Here is what I got on base of 5 700 000 primes and the first 75 nonzero lenghtes g. The regression-formula was simply created by the Excel-spreadsheet:
De-trending means to compute the difference between the true frequencies $\small f(g)$ and the estimated ones; however, the frequency-residuals $\small r_0(g)=f(g) - 16.015 e^{-0.068 g }$ decrease in absolute value with the value of g. Heuristically I applied a further detrending function at the residuals $\small r_0(g)$ so that I got $\small r_1(g) = r_0(g) \cdot 1.07^g $ which look now much better de-trended.
This is the plot of the residuals $\small r_1(g)$:
Now we see that periodic occurences of peaks in steps of 6 and even some apparent overlay. Thus I marked the small primefactors $\small (3,5,7,11)$ in g and we see a strong hint for a additive composition due to that primefactors in $g$
The red dots mark that g divisible by 3, green dots that by 5, and we see, that at g which are divisible by both the frequency is even increased.
I've also tried a multiple regression using that small primefactors on that residuals, but this is still in process....
3. observations after Regression/Detrending (update 3)
Using multiple regression to detrend the frequencies of primegaps by their length g and additionally by the primefactors of g I got initially a strong surviving pattern with peaks for the primefactor 5. But those peaks could be explained by the observation, that (mod 100) there are 40 residues of primefactor p where the gaplength g=0 (mod 10) can occur, but only 30 residues where the other gaplengthes can occur.
Thus I computed the relative (logarithmized) frequencies as $\text{fl}(g)=\ln(f(g)/m_p(g))$ where $f(g)$ is the frequency of that gaplength, and $m_p(g)$ the number of possible residue classes of the (first) prime p (in the pair (p,q) ) at where the gaplengthes g can occur.

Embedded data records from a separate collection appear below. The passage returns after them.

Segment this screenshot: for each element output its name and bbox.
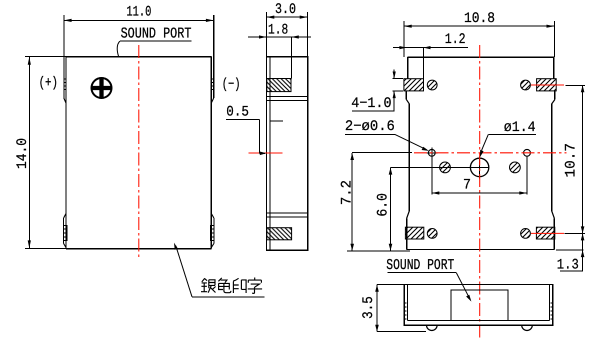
svg-text:0.5: 0.5 xyxy=(226,105,249,121)
svg-text:SOUND PORT: SOUND PORT xyxy=(386,257,454,274)
svg-text:2−ø0.6: 2−ø0.6 xyxy=(345,119,395,135)
svg-text:(−): (−) xyxy=(222,77,241,93)
svg-text:10.8: 10.8 xyxy=(464,11,495,27)
svg-text:3.5: 3.5 xyxy=(361,296,377,319)
svg-text:7: 7 xyxy=(463,178,471,194)
svg-text:14.0: 14.0 xyxy=(15,138,31,169)
svg-text:4−1.0: 4−1.0 xyxy=(351,96,391,112)
svg-text:ø1.4: ø1.4 xyxy=(504,120,536,136)
svg-text:3.0: 3.0 xyxy=(275,2,296,18)
svg-text:SOUND PORT: SOUND PORT xyxy=(121,26,192,43)
svg-text:6.0: 6.0 xyxy=(376,193,392,217)
svg-text:11.0: 11.0 xyxy=(126,4,151,20)
svg-text:(+): (+) xyxy=(39,76,58,92)
svg-text:1.2: 1.2 xyxy=(445,32,466,48)
svg-text:7.2: 7.2 xyxy=(339,180,355,205)
svg-text:10.7: 10.7 xyxy=(563,143,579,178)
svg-text:1.8: 1.8 xyxy=(268,23,288,39)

The first result is the following picture where only the general trend of decreasing of frequencies of larger gaps is detrended:
This computation gives a residue $\text{res}_0$ which is the relative (logarithmized) frequency after the length of the primegap is held constant (see the equation in the picture). The regular pattern of peaks at 5-steps in the earlier pictures is now practically removed.
However, there is still the pattern of 3-step which indicates the dominance of gaplength 6. I tried to remove now the primefactorization of g as additional predictors. I included marker variables for primefactors q from 3 to 29 into the multiple regression equation and the following picture shows the residues $\text{res}_1(g)$ after the systematic influence of the primefactorization of g is removed.

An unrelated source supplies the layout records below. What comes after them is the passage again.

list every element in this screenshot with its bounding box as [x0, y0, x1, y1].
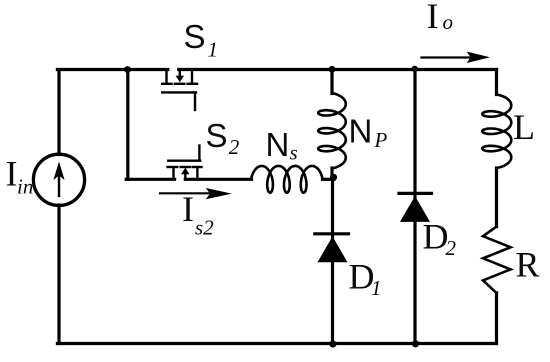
svg-text:I: I: [182, 189, 194, 229]
wire D2 branch: [413, 70, 416, 344]
wire right vertical (middle): [495, 168, 498, 227]
svg-text:1: 1: [371, 276, 382, 300]
transistor S2: [168, 146, 202, 180]
svg-text:2: 2: [229, 135, 240, 159]
svg-text:R: R: [516, 244, 540, 284]
node top D2 junction: [412, 66, 418, 72]
svg-text:N: N: [266, 126, 290, 163]
svg-text:L: L: [513, 107, 535, 147]
wire bottom horizontal: [57, 342, 496, 345]
wire NP top stem: [330, 70, 333, 94]
wire NS to junction: [323, 178, 335, 181]
svg-text:P: P: [374, 128, 388, 152]
wire junction-left vertical to S2: [126, 70, 129, 180]
wire left vertical (source bottom): [57, 205, 60, 344]
svg-text:N: N: [349, 113, 373, 150]
transistor S1: [162, 70, 197, 111]
svg-text:I: I: [427, 0, 439, 36]
svg-text:1: 1: [208, 38, 219, 62]
node bottom D2 junction: [412, 340, 419, 347]
wire S2 drain to coil NS: [185, 178, 251, 181]
wire right vertical (bottom): [495, 293, 498, 344]
svg-text:o: o: [443, 10, 454, 34]
svg-text:in: in: [17, 175, 33, 199]
inductor L: [482, 95, 511, 169]
node bottom D1 junction: [329, 340, 336, 347]
wire NP bottom to junction: [330, 168, 333, 178]
svg-text:I: I: [6, 154, 18, 194]
diode D1: [315, 234, 349, 262]
arrow I_s2 current direction: [160, 188, 232, 199]
svg-text:s2: s2: [195, 216, 214, 240]
wire top horizontal (S1 drain to right corner): [179, 68, 497, 71]
node top NP junction: [329, 66, 336, 73]
node top-left branch junction: [124, 66, 131, 73]
current source I_in: [33, 154, 84, 205]
diode D2: [399, 193, 432, 222]
node NS-NP-D1 junction: [330, 174, 337, 181]
wire D1 branch: [331, 178, 334, 344]
svg-text:S: S: [184, 18, 206, 55]
inductor NS: [251, 166, 323, 193]
arrow I_o current direction: [422, 52, 491, 63]
wire left vertical (source top): [57, 70, 60, 155]
svg-text:2: 2: [446, 236, 457, 260]
svg-text:S: S: [206, 117, 228, 154]
wire right vertical (top): [495, 70, 498, 95]
wire S2 source horizontal: [126, 178, 174, 181]
inductor NP: [318, 93, 346, 169]
resistor R: [483, 227, 511, 293]
wire top-left horizontal: [57, 68, 167, 71]
svg-text:s: s: [290, 141, 298, 165]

This picture has besides a soft long hill-like trend no more -for me- visible systematic pattern, which would indicate non-random influences.
(For me this is now enough, and I'll step out - but still curious whether there will come out more by someone else)
Best Answer
Prime Numbers are applied in the building of gears. The number of spokes are relatively prime.